放っておいたらほんとに早々に死ぬので、「死にたくねえ…」という気持ちが生まれる。
ダラダラと何十年も生きるよりはずっと有意義な生活を送れるだろう。

まあ、本当に死にかけたらそうもいかなくなるかもしれんけど。


3位 障害者手帳が貰える

私が貰っていないので、これは三位入賞だ。
かなり手厚い保証が得られるというが、体感していないので何とも言えない。美術館とかに安く入れるらしい。美術館に安く入りたいぜ。

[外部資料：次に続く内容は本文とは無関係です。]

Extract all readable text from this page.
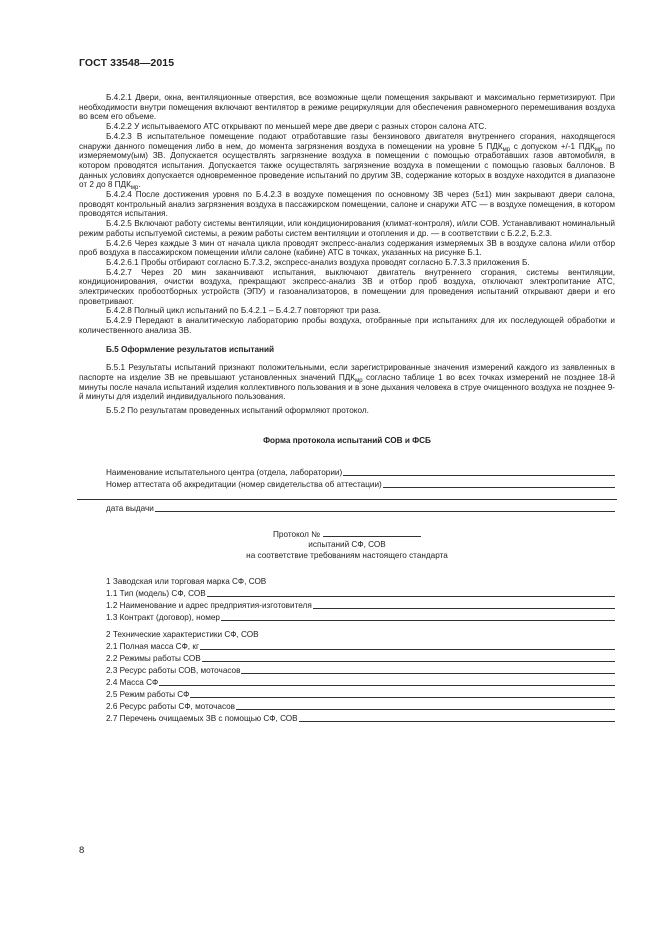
ГОСТ 33548—2015

Б.4.2.1 Двери, окна, вентиляционные отверстия, все возможные щели помещения закрывают и максимально герметизируют. При необходимости внутри помещения включают вентилятор в режиме рециркуляции для обеспечения равномерного перемешивания воздуха во всем его объеме.

Б.4.2.2 У испытываемого АТС открывают по меньшей мере две двери с разных сторон салона АТС.

Б.4.2.3 В испытательное помещение подают отработавшие газы бензинового двигателя внутреннего сгорания, находящегося снаружи данного помещения либо в нем, до момента загрязнения воздуха в помещении на уровне 5 $ПДК_{мр}$ с допуском +/-1 $ПДК_{мр}$ по измеряемому(ым) ЗВ. Допускается осуществлять загрязнение воздуха в помещении с помощью отработавших газов автомобиля, в котором проводятся испытания. Допускается также осуществлять загрязнение воздуха в помещении с помощью газовых баллонов. В данных условиях допускается одновременное проведение испытаний по другим ЗВ, содержание которых в воздухе находится в диапазоне от 2 до 8 $ПДК_{мр}$.

Б.4.2.4 После достижения уровня по Б.4.2.3 в воздухе помещения по основному ЗВ через (5±1) мин закрывают двери салона, проводят контрольный анализ загрязнения воздуха в пассажирском помещении, салоне и снаружи АТС — в воздухе помещения, в котором проводятся испытания.

Б.4.2.5 Включают работу системы вентиляции, или кондиционирования (климат-контроля), и/или СОВ. Устанавливают номинальный режим работы испытуемой системы, а режим работы систем вентиляции и отопления и др. — в соответствии с Б.2.2, Б.2.3.

Б.4.2.6 Через каждые 3 мин от начала цикла проводят экспресс-анализ содержания измеряемых ЗВ в воздухе салона и/или отбор проб воздуха в пассажирском помещении и/или салоне (кабине) АТС в точках, указанных на рисунке Б.1.

Б.4.2.6.1 Пробы отбирают согласно Б.7.3.2, экспресс-анализ воздуха проводят согласно Б.7.3.3 приложения Б.

Б.4.2.7 Через 20 мин заканчивают испытания, выключают двигатель внутреннего сгорания, системы вентиляции, кондиционирования, очистки воздуха, прекращают экспресс-анализ ЗВ и отбор проб воздуха, отключают электропитание АТС, электрических пробоотборных устройств (ЭПУ) и газоанализаторов, в помещении для проведения испытаний открывают двери и его проветривают.

Б.4.2.8 Полный цикл испытаний по Б.4.2.1 – Б.4.2.7 повторяют три раза.

Б.4.2.9 Передают в аналитическую лабораторию пробы воздуха, отобранные при испытаниях для их последующей обработки и количественного анализа ЗВ.

Б.5 Оформление результатов испытаний

Б.5.1 Результаты испытаний признают положительными, если зарегистрированные значения измерений каждого из заявленных в паспорте на изделие ЗВ не превышают установленных значений $ПДК_{мр}$ согласно таблице 1 во всех точках измерений не позднее 18-й минуты после начала испытаний изделия коллективного пользования и в зоне дыхания человека в струе очищенного воздуха не позднее 9-й минуты для изделий индивидуального пользования.

Б.5.2 По результатам проведенных испытаний оформляют протокол.

Форма протокола испытаний СОВ и ФСБ
Наименование испытательного центра (отдела, лаборатории)
Номер аттестата об аккредитации (номер свидетельства об аттестации)
дата выдачи
Протокол №
испытаний СФ, СОВ
на соответствие требованиям настоящего стандарта
1 Заводская или торговая марка СФ, СОВ
1.1 Тип (модель) СФ, СОВ
1.2 Наименование и адрес предприятия-изготовителя
1.3 Контракт (договор), номер
2 Технические характеристики СФ, СОВ
2.1 Полная масса СФ, кг
2.2 Режимы работы СОВ
2.3 Ресурс работы СОВ, моточасов
2.4 Масса СФ
2.5 Режим работы СФ
2.6 Ресурс работы СФ, моточасов
2.7 Перечень очищаемых ЗВ с помощью СФ, СОВ
8
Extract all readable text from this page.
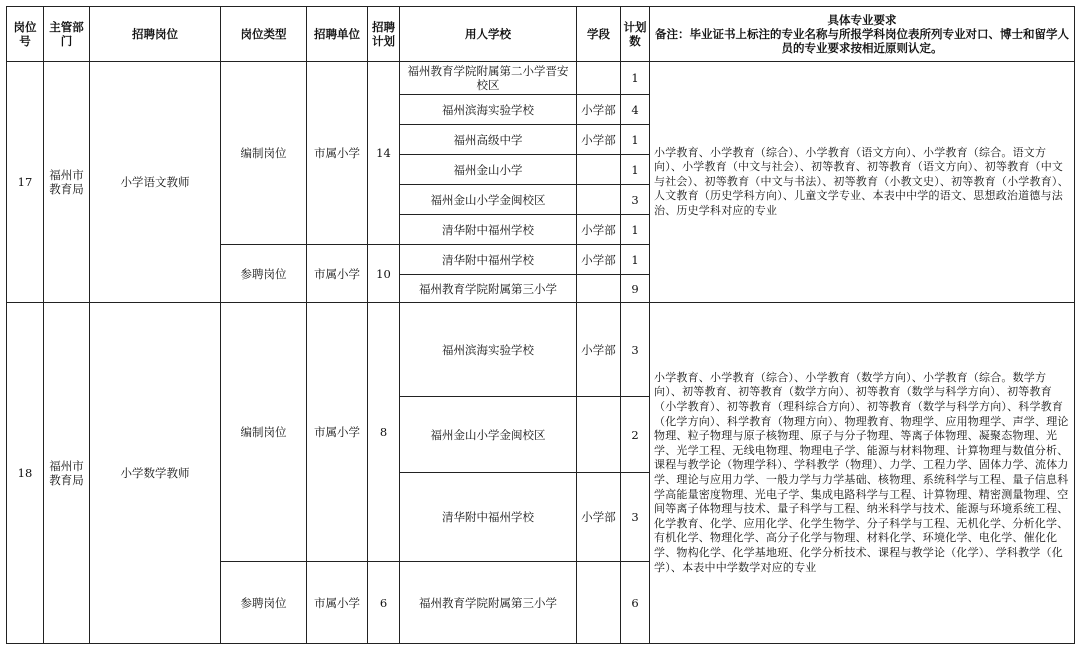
岗位号	主管部门	招聘岗位	岗位类型	招聘单位	招聘计划	用人学校	学段	计划数	具体专业要求
备注：毕业证书上标注的专业名称与所报学科岗位表所列专业对口、博士和留学人员的专业要求按相近原则认定。

17	福州市教育局	小学语文教师	编制岗位	市属小学	14	福州教育学院附属第二小学晋安校区		1	小学教育、小学教育（综合）、小学教育（语文方向）、小学教育（综合。语文方向）、小学教育（中文与社会）、初等教育、初等教育（语文方向）、初等教育（中文与社会）、初等教育（中文与书法）、初等教育（小教文史）、初等教育（小学教育）、人文教育（历史学科方向）、儿童文学专业、本表中中学的语文、思想政治道德与法治、历史学科对应的专业
						福州滨海实验学校	小学部	4	
						福州高级中学	小学部	1	
						福州金山小学		1	
						福州金山小学金闽校区		3	
						清华附中福州学校	小学部	1	
			参聘岗位	市属小学	10	清华附中福州学校	小学部	1	
						福州教育学院附属第三小学		9	
18	福州市教育局	小学数学教师	编制岗位	市属小学	8	福州滨海实验学校	小学部	3	小学教育、小学教育（综合）、小学教育（数学方向）、小学教育（综合。数学方向）、初等教育、初等教育（数学方向）、初等教育（数学与科学方向）、初等教育（小学教育）、初等教育（理科综合方向）、初等教育（数学与科学方向）、科学教育（化学方向）、科学教育（物理方向）、物理教育、物理学、应用物理学、声学、理论物理、粒子物理与原子核物理、原子与分子物理、等离子体物理、凝聚态物理、光学、光学工程、无线电物理、物理电子学、能源与材料物理、计算物理与数值分析、课程与教学论（物理学科）、学科教学（物理）、力学、工程力学、固体力学、流体力学、理论与应用力学、一般力学与力学基础、核物理、系统科学与工程、量子信息科学高能量密度物理、光电子学、集成电路科学与工程、计算物理、精密测量物理、空间等离子体物理与技术、量子科学与工程、纳米科学与技术、能源与环境系统工程、化学教育、化学、应用化学、化学生物学、分子科学与工程、无机化学、分析化学、有机化学、物理化学、高分子化学与物理、材料化学、环境化学、电化学、催化化学、物构化学、化学基地班、化学分析技术、课程与教学论（化学）、学科教学（化学）、本表中中学数学对应的专业
						福州金山小学金闽校区		2	
						清华附中福州学校	小学部	3	
			参聘岗位	市属小学	6	福州教育学院附属第三小学		6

あとは、企業に対して障がい者雇用として雇ってもらえたり、働けないレベルになれば年金がもらえたりするはずだ。働かなくて良いって、それはそれで良いことなんじゃないか。働けない、とも言えるが… それは言い方の問題だ。


まとめ

この記事で伝えたいのは、
・ひとくちに難病といっても色々ある
・治療のための研究が進みにくい分野であり、研究支援が重要である
・臓器移植ドナー数は常に足りなく、嫌でないなら臓器提供意思表示カード(免許証の裏)に丸を付けて欲しい
・当事者も、ポジティブに生きて行って良い

ということだ。
特に、私からすれば臓器移植の意思表示は是非にもお願いしたいばかりだ。
SNSで、死にたがっているような人たちをよく見かけるが、ひとりひとり全員に、死ぬ前に臓器移植に賛同の旨だけは示しておいてくれとリプライして回りたい。
もちろん、そうはいかないのが現実だが、どうしてもその臓器を必要としている人たちはたくさん居るから、少なくとも大事にして欲しいと思う。その上で、カードに丸だけ付けてくれたらね…



ぜひ、よろしくお願いいたします。